In most of our efforts to assist our kids’s development, we proceed through speech and symbolic deed, using praise and blame, reward and punishment, encouragement and admonition, as well as habituation, training, and ritualized activities. Yet nature sets limits on what can be accomplished by education and training alone. No matter how much we try to help, the tone-deaf will need more training to learn to carry a tune, the short will be less likely to excel at basketball, the irascible will have trouble restraining their tempers, and the insufficiently smart will remain handicapped for competitive college admissions. If the inborn “equipment” is faulty, or even only normally limited and hence inadequate for realizing some human purposes, it is inviting to think about improving the native powers or the efficacy of their expression and use. For whether we like it or not, certain desired improvements in our kids will be possible, if at all, only by improving their native equipment.

Even before the coming of the present age of biotechnology, we have used technological adjuncts to improve upon nature’s gifts. We give our kids supplementary vitamins, fluoridated toothpaste, and, where necessary, corrective lenses or hearing aids. We even use biological means of improving their limited human capacity to resist disease: we immunize our kids against polio, diphtheria, and measles, among other infectious diseases, by injecting them with attenuated viruses and bacteria in the form of vaccines.
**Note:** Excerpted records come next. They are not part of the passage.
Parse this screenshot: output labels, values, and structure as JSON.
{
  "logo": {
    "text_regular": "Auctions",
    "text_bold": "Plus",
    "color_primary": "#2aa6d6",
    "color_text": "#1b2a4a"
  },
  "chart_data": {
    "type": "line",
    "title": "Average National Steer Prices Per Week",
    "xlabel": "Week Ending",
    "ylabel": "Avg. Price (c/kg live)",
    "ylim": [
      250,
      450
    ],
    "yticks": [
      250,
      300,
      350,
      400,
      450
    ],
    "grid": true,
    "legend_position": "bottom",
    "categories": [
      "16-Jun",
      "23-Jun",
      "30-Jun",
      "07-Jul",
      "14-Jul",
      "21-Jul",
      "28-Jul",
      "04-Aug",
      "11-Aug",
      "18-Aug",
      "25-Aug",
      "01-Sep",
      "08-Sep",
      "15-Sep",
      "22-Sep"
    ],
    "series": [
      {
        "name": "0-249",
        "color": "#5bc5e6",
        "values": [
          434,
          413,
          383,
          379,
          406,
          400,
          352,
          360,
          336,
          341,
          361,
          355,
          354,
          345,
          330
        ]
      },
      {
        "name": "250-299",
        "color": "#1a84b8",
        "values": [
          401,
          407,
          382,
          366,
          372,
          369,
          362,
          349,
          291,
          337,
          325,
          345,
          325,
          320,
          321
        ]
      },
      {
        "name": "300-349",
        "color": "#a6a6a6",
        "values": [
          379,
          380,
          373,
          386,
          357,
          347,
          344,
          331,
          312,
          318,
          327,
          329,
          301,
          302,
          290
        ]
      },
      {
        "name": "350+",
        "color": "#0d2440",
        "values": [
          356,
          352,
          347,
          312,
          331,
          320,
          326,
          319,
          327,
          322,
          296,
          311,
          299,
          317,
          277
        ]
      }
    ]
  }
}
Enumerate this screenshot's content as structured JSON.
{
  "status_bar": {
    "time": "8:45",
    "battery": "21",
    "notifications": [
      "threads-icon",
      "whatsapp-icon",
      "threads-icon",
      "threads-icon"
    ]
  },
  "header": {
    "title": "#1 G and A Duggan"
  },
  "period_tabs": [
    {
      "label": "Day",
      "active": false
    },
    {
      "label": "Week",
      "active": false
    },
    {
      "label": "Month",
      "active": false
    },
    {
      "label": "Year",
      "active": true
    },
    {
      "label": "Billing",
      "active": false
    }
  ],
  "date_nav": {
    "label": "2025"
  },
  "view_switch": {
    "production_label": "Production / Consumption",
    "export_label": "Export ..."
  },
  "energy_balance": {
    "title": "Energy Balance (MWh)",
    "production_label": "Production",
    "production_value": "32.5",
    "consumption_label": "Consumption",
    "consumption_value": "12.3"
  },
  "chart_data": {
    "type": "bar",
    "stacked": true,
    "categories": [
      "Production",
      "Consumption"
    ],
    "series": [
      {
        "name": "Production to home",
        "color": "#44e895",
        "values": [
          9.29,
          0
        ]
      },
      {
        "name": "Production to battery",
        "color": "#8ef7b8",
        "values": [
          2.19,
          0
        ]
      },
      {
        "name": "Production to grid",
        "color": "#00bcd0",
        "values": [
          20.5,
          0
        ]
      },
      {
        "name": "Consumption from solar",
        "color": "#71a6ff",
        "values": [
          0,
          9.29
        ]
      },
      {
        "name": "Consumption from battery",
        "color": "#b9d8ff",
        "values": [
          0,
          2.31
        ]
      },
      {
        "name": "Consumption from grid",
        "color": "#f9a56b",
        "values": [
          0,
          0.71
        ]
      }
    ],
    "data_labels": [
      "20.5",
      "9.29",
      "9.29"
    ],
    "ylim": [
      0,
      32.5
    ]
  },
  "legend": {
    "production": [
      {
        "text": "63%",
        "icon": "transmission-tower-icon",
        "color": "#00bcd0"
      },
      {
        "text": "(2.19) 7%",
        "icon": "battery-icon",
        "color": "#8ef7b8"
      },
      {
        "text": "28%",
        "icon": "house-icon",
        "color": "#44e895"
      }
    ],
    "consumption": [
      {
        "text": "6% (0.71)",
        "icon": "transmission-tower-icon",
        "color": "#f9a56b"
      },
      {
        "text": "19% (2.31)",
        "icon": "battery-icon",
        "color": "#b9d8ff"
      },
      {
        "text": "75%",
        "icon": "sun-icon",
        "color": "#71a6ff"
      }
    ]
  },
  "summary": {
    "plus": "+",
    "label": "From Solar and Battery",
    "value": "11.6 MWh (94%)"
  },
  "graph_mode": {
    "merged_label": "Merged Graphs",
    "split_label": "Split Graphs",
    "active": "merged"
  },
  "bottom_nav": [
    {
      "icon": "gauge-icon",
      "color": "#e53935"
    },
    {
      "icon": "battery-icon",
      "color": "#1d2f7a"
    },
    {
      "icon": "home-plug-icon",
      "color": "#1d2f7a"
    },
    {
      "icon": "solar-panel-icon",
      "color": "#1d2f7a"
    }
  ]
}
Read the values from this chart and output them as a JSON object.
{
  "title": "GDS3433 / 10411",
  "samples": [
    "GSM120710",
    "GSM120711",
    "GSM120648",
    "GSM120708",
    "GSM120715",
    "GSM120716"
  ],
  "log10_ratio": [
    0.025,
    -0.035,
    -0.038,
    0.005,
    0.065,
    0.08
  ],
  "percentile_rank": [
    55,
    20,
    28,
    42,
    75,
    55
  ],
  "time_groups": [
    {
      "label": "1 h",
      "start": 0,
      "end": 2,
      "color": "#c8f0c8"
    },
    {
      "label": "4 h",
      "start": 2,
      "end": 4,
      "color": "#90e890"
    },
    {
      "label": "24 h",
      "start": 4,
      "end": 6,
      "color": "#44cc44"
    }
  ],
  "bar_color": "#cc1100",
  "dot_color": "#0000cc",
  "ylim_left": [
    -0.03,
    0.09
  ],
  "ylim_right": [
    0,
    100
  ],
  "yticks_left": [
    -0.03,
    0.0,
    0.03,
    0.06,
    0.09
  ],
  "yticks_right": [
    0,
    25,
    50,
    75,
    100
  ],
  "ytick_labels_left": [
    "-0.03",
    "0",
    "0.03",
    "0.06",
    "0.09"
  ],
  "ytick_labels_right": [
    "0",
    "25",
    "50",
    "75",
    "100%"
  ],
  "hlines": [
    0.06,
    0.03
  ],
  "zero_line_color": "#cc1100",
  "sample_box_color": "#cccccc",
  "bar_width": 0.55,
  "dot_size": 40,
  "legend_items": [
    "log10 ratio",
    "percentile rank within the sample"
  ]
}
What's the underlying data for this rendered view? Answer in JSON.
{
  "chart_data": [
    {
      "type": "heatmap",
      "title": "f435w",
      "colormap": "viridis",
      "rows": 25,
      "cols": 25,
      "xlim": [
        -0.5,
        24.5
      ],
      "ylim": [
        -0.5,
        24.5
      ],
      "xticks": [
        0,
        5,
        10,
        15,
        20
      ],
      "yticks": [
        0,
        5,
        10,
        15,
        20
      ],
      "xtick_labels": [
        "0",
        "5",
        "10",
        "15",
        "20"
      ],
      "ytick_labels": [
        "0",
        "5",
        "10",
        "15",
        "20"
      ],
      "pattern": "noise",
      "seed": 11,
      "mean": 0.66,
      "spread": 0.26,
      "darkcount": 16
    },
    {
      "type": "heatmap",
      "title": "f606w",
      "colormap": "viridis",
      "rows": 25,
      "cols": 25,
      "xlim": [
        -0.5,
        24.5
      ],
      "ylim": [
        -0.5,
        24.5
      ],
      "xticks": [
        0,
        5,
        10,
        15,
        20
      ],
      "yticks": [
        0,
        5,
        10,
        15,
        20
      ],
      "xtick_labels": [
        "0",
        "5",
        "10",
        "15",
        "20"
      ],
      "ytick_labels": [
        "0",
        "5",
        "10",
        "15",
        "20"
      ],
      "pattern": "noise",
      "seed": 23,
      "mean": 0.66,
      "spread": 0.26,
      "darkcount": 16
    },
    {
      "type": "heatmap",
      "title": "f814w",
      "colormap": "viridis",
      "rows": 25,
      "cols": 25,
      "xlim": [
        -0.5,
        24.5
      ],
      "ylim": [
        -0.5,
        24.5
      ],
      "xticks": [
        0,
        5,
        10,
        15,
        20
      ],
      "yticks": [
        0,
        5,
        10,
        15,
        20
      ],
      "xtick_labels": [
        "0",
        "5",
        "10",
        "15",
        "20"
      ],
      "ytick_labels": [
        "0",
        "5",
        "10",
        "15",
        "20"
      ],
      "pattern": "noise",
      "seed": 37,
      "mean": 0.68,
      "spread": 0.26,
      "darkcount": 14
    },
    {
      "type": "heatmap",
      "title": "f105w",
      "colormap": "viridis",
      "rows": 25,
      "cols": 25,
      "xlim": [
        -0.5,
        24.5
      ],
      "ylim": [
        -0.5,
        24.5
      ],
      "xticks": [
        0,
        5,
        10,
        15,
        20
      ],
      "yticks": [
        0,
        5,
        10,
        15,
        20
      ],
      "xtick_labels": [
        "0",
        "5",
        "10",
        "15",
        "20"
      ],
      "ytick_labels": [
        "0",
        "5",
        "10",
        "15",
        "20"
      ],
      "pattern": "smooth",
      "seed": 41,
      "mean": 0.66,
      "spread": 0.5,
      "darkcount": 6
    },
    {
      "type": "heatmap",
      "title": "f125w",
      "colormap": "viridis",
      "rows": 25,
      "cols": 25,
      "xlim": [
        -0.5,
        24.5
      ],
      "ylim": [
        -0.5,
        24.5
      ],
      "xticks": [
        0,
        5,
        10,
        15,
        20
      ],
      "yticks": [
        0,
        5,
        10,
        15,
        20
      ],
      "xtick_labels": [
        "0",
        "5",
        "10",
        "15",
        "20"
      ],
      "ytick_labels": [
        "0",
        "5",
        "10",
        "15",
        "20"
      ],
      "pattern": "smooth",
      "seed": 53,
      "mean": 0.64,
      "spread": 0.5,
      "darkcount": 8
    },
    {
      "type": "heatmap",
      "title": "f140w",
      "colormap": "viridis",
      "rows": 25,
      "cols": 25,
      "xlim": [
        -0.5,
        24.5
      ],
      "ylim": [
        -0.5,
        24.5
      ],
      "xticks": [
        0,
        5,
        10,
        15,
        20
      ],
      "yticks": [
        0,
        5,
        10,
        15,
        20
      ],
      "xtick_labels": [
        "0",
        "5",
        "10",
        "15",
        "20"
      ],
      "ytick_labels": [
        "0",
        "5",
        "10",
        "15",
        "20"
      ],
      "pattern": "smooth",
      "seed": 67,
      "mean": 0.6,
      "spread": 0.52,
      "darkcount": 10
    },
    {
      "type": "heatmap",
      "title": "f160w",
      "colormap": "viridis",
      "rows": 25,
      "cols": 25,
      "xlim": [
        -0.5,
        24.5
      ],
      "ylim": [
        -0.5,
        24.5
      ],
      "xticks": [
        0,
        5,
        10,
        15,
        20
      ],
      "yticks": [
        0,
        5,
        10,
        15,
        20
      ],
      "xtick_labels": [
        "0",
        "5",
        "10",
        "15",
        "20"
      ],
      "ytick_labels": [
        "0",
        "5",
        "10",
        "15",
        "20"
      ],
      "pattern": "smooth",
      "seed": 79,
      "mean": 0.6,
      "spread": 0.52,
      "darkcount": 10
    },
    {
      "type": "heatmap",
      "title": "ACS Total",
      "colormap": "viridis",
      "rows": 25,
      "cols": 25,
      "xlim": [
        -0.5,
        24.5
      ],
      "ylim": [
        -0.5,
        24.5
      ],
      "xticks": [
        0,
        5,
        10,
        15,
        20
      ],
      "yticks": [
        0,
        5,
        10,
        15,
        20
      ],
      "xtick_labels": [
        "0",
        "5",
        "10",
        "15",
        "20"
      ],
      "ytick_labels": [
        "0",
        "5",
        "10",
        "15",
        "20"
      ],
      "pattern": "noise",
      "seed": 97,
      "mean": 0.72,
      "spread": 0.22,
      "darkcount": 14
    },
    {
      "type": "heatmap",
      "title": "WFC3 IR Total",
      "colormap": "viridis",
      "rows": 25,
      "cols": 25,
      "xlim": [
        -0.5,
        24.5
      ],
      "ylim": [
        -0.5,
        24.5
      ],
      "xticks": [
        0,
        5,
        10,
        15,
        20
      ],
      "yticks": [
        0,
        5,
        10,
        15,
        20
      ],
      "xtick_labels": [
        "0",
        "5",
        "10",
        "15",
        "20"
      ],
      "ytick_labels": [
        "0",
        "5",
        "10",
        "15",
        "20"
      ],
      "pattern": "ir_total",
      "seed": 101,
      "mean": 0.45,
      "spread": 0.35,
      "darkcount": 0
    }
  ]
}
But the scope of these now-routine kinds of biomedical improvement has until now been limited to restoring or protecting our kids’s health in a quite straightforward sense.

It is here where some truly novel biotechnologies enter the picture. According to some predictions, our ability to improve our kids’s native endowments may soon take a quantum leap, thanks to prospects for genetically engineered improvements of native human powers and drug-assisted improvements in their use. It is these prospects—for so-called “designer babies” and for drug-enhanced kids—that we shall consider in the present chapter. The technologies differ widely, so that they are rarely considered together. Yet once seen in the context of the common goal, “better kids,” they raise overlapping and similarly profound ethical and social issues—especially about the significance of procreation, the nature of parental responsibility, and the meaning of childhood.